Esses magnetos são componentes essenciais nos reatores de confinamento magnético, uma das duas principais abordagens que as empresas estão desenvolvendo para explorar comercialmente o poder da fusão nuclear. Nos reatores de confinamento magnético, campos magnéticos intensos são utilizados para conter e comprimir o plasma, aquecendo as partículas até que o combustível possa fundir e liberar grandes quantidades de energia.
O reator da Thea Energy é baseado em um design conhecido como stellarator, que lembra um tubo interno torcido e comprimido de maneira especial para confinar o plasma de forma mais eficiente. Tradicionalmente, esses magnetos são fabricados para imitar as torções e curvas do stellarator, o que encarece significativamente o processo de produção.
Para minimizar os custos de fabricação, a empresa desenvolveu uma abordagem inovadora. Os 12 magnetos grandes que realizam o trabalho principal são produzidos a partir de apenas quatro modelos diferentes.
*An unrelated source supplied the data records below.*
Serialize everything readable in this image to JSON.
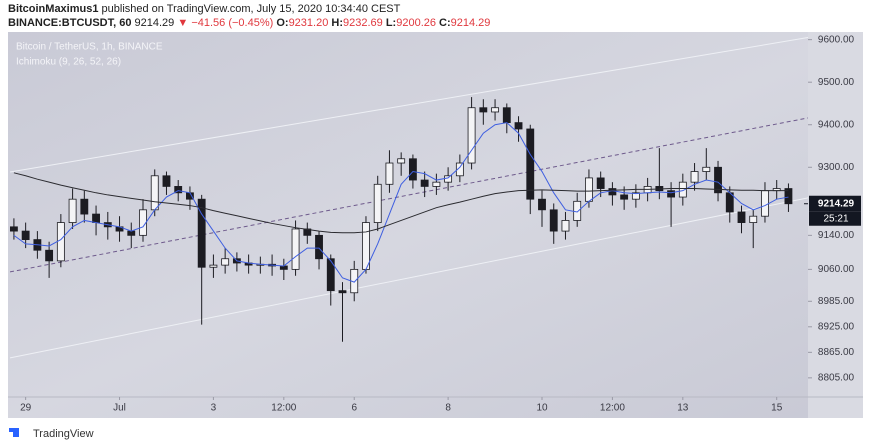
{
  "header": {
    "author": "BitcoinMaximus1",
    "published": "published on TradingView.com, July 15, 2020 10:34:40 CEST",
    "symbol": "BINANCE:BTCUSDT, 60",
    "price": "9214.29",
    "arrow": "▼",
    "change": "−41.56 (−0.45%)",
    "ohlc": [
      {
        "label": "O:",
        "value": "9231.20"
      },
      {
        "label": "H:",
        "value": "9232.69"
      },
      {
        "label": "L:",
        "value": "9200.26"
      },
      {
        "label": "C:",
        "value": "9214.29"
      }
    ]
  },
  "chart_data": {
    "type": "candlestick",
    "title": "Bitcoin / TetherUS, 1h, BINANCE",
    "indicator": "Ichimoku (9, 26, 52, 26)",
    "color": "#1c1c22",
    "grid": false,
    "x": [
      -6,
      0,
      6,
      12,
      18,
      24,
      30,
      36,
      42,
      48,
      54,
      60,
      66,
      72,
      78,
      84,
      90,
      96,
      102,
      108,
      114,
      120,
      126,
      132,
      138,
      144,
      150,
      156,
      162,
      168,
      174,
      180,
      186,
      192,
      198,
      204,
      210,
      216,
      222,
      228,
      234,
      240,
      246,
      252,
      258,
      264,
      270,
      276,
      282,
      288,
      294,
      300,
      306,
      312,
      318,
      324,
      330,
      336,
      342,
      348,
      354,
      360,
      366,
      372,
      378,
      384,
      390
    ],
    "open": [
      9160,
      9150,
      9130,
      9105,
      9080,
      9170,
      9225,
      9190,
      9170,
      9160,
      9150,
      9140,
      9200,
      9280,
      9255,
      9240,
      9225,
      9065,
      9070,
      9085,
      9075,
      9070,
      9072,
      9068,
      9060,
      9155,
      9140,
      9085,
      9010,
      9005,
      9060,
      9170,
      9260,
      9310,
      9320,
      9270,
      9255,
      9265,
      9280,
      9310,
      9440,
      9430,
      9440,
      9405,
      9390,
      9225,
      9200,
      9150,
      9175,
      9220,
      9275,
      9250,
      9235,
      9225,
      9240,
      9255,
      9245,
      9230,
      9265,
      9290,
      9300,
      9240,
      9195,
      9170,
      9185,
      9245,
      9250
    ],
    "high": [
      9180,
      9170,
      9150,
      9125,
      9190,
      9250,
      9245,
      9210,
      9195,
      9185,
      9170,
      9225,
      9295,
      9290,
      9270,
      9255,
      9235,
      9095,
      9110,
      9100,
      9095,
      9090,
      9095,
      9085,
      9175,
      9170,
      9150,
      9095,
      9030,
      9080,
      9185,
      9280,
      9340,
      9335,
      9330,
      9290,
      9285,
      9300,
      9330,
      9465,
      9460,
      9460,
      9450,
      9420,
      9400,
      9245,
      9215,
      9195,
      9240,
      9295,
      9290,
      9265,
      9255,
      9260,
      9275,
      9345,
      9265,
      9285,
      9310,
      9345,
      9315,
      9255,
      9210,
      9200,
      9265,
      9270,
      9262
    ],
    "low": [
      9130,
      9110,
      9085,
      9040,
      9065,
      9155,
      9170,
      9140,
      9130,
      9125,
      9110,
      9125,
      9185,
      9235,
      9220,
      9200,
      8930,
      9040,
      9050,
      9055,
      9050,
      9050,
      9045,
      9035,
      9045,
      9120,
      9060,
      8975,
      8890,
      8985,
      9050,
      9150,
      9240,
      9280,
      9250,
      9230,
      9235,
      9245,
      9265,
      9295,
      9400,
      9410,
      9380,
      9360,
      9190,
      9160,
      9120,
      9130,
      9160,
      9205,
      9230,
      9210,
      9200,
      9205,
      9220,
      9225,
      9160,
      9210,
      9245,
      9270,
      9220,
      9170,
      9145,
      9110,
      9170,
      9225,
      9195
    ],
    "close": [
      9150,
      9130,
      9105,
      9080,
      9170,
      9225,
      9190,
      9170,
      9160,
      9150,
      9140,
      9200,
      9280,
      9255,
      9240,
      9225,
      9065,
      9070,
      9085,
      9075,
      9070,
      9072,
      9068,
      9060,
      9155,
      9140,
      9085,
      9010,
      9005,
      9060,
      9170,
      9260,
      9310,
      9320,
      9270,
      9255,
      9265,
      9280,
      9310,
      9440,
      9430,
      9440,
      9405,
      9390,
      9225,
      9200,
      9150,
      9175,
      9220,
      9275,
      9250,
      9235,
      9225,
      9240,
      9255,
      9245,
      9230,
      9265,
      9290,
      9300,
      9240,
      9195,
      9170,
      9185,
      9245,
      9250,
      9214.29
    ],
    "lines": [
      {
        "color": "#3f5fe0",
        "values": [
          9140,
          9120,
          9118,
          9115,
          9130,
          9160,
          9175,
          9170,
          9165,
          9160,
          9150,
          9160,
          9200,
          9230,
          9245,
          9240,
          9190,
          9150,
          9110,
          9080,
          9075,
          9072,
          9070,
          9068,
          9090,
          9110,
          9110,
          9080,
          9040,
          9030,
          9060,
          9120,
          9190,
          9260,
          9290,
          9285,
          9270,
          9275,
          9300,
          9340,
          9380,
          9400,
          9405,
          9380,
          9330,
          9290,
          9240,
          9200,
          9195,
          9220,
          9240,
          9245,
          9240,
          9238,
          9240,
          9242,
          9240,
          9245,
          9260,
          9270,
          9265,
          9240,
          9215,
          9200,
          9210,
          9225,
          9230
        ]
      },
      {
        "color": "#2b2b30",
        "values": [
          9287,
          9280,
          9272,
          9265,
          9258,
          9252,
          9246,
          9240,
          9235,
          9231,
          9227,
          9223,
          9219,
          9216,
          9213,
          9210,
          9205,
          9198,
          9192,
          9186,
          9180,
          9174,
          9168,
          9163,
          9158,
          9154,
          9150,
          9147,
          9146,
          9146,
          9148,
          9155,
          9165,
          9175,
          9185,
          9195,
          9205,
          9212,
          9218,
          9225,
          9232,
          9238,
          9242,
          9245,
          9246,
          9247,
          9246,
          9245,
          9244,
          9244,
          9245,
          9246,
          9247,
          9248,
          9248,
          9249,
          9250,
          9250,
          9250,
          9249,
          9248,
          9247,
          9246,
          9246,
          9245,
          9245,
          9245
        ]
      }
    ],
    "channel": [
      {
        "x": [
          -8,
          400
        ],
        "values": [
          9289,
          9605
        ],
        "color": "#eef0f5",
        "dashed": false
      },
      {
        "x": [
          -8,
          400
        ],
        "values": [
          9054,
          9416
        ],
        "color": "#6e5a8c",
        "dashed": true
      },
      {
        "x": [
          -8,
          400
        ],
        "values": [
          8852,
          9228
        ],
        "color": "#eef0f5",
        "dashed": false
      }
    ],
    "xlim": [
      -8,
      400
    ],
    "ylim": [
      8760,
      9618
    ],
    "xticks": [
      {
        "value": 0,
        "label": "29"
      },
      {
        "value": 48,
        "label": "Jul"
      },
      {
        "value": 96,
        "label": "3"
      },
      {
        "value": 132,
        "label": "12:00"
      },
      {
        "value": 168,
        "label": "6"
      },
      {
        "value": 216,
        "label": "8"
      },
      {
        "value": 264,
        "label": "10"
      },
      {
        "value": 300,
        "label": "12:00"
      },
      {
        "value": 336,
        "label": "13"
      },
      {
        "value": 384,
        "label": "15"
      }
    ],
    "yticks": [
      {
        "value": 9600,
        "label": "9600.00"
      },
      {
        "value": 9500,
        "label": "9500.00"
      },
      {
        "value": 9400,
        "label": "9400.00"
      },
      {
        "value": 9300,
        "label": "9300.00"
      },
      {
        "value": 9140,
        "label": "9140.00"
      },
      {
        "value": 9060,
        "label": "9060.00"
      },
      {
        "value": 8985,
        "label": "8985.00"
      },
      {
        "value": 8925,
        "label": "8925.00"
      },
      {
        "value": 8865,
        "label": "8865.00"
      },
      {
        "value": 8805,
        "label": "8805.00"
      }
    ],
    "last_price": 9214.29,
    "countdown": "25:21"
  },
  "footer": {
    "brand": "TradingView"
  }
}
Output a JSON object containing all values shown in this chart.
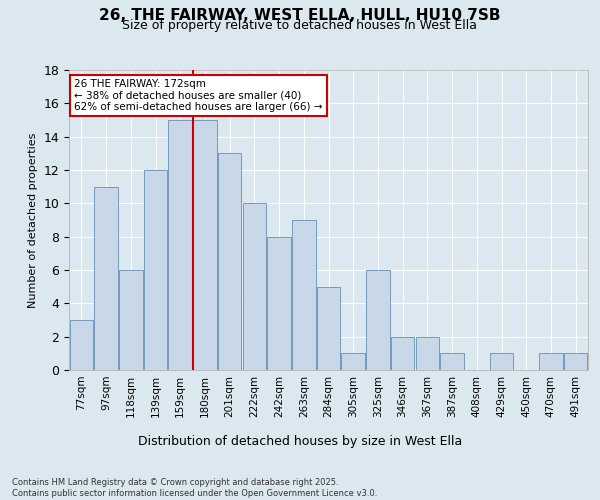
{
  "title": "26, THE FAIRWAY, WEST ELLA, HULL, HU10 7SB",
  "subtitle": "Size of property relative to detached houses in West Ella",
  "xlabel": "Distribution of detached houses by size in West Ella",
  "ylabel": "Number of detached properties",
  "categories": [
    "77sqm",
    "97sqm",
    "118sqm",
    "139sqm",
    "159sqm",
    "180sqm",
    "201sqm",
    "222sqm",
    "242sqm",
    "263sqm",
    "284sqm",
    "305sqm",
    "325sqm",
    "346sqm",
    "367sqm",
    "387sqm",
    "408sqm",
    "429sqm",
    "450sqm",
    "470sqm",
    "491sqm"
  ],
  "values": [
    3,
    11,
    6,
    12,
    15,
    15,
    13,
    10,
    8,
    9,
    5,
    1,
    6,
    2,
    2,
    1,
    0,
    1,
    0,
    1,
    1
  ],
  "bar_color": "#c8d8e8",
  "bar_edge_color": "#7799bb",
  "reference_line_color": "#cc0000",
  "reference_line_x": 4.5,
  "annotation_text": "26 THE FAIRWAY: 172sqm\n← 38% of detached houses are smaller (40)\n62% of semi-detached houses are larger (66) →",
  "annotation_box_facecolor": "#ffffff",
  "annotation_box_edgecolor": "#cc0000",
  "ylim": [
    0,
    18
  ],
  "yticks": [
    0,
    2,
    4,
    6,
    8,
    10,
    12,
    14,
    16,
    18
  ],
  "background_color": "#dce8f0",
  "footer_line1": "Contains HM Land Registry data © Crown copyright and database right 2025.",
  "footer_line2": "Contains public sector information licensed under the Open Government Licence v3.0."
}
Já os mais de 300 magnetos menores, utilizados para afinar o plasma, são todos idênticos. Eles são distribuídos ao redor da periferia do reator, de maneira semelhante aos pixels em uma tela de computador.
Esses magnetos menores são controlados por software, uma configuração que permite tolerâncias de construção mais flexíveis e pode reduzir significativamente os custos de produção, segundo a empresa.
A Thea Energy está entre as startups de fusão nuclear mais bem financiadas do mundo. Em maio deste ano, a empresa levantou 100 milhões de dólares, acrescidos de uma rodada Série A de 20 milhões de dólares em 2024. Assim como outras empresas do setor, a startup possui planosambiciosos de construir uma usina de fusão nuclear em escala comercial em meados dos anos 2040.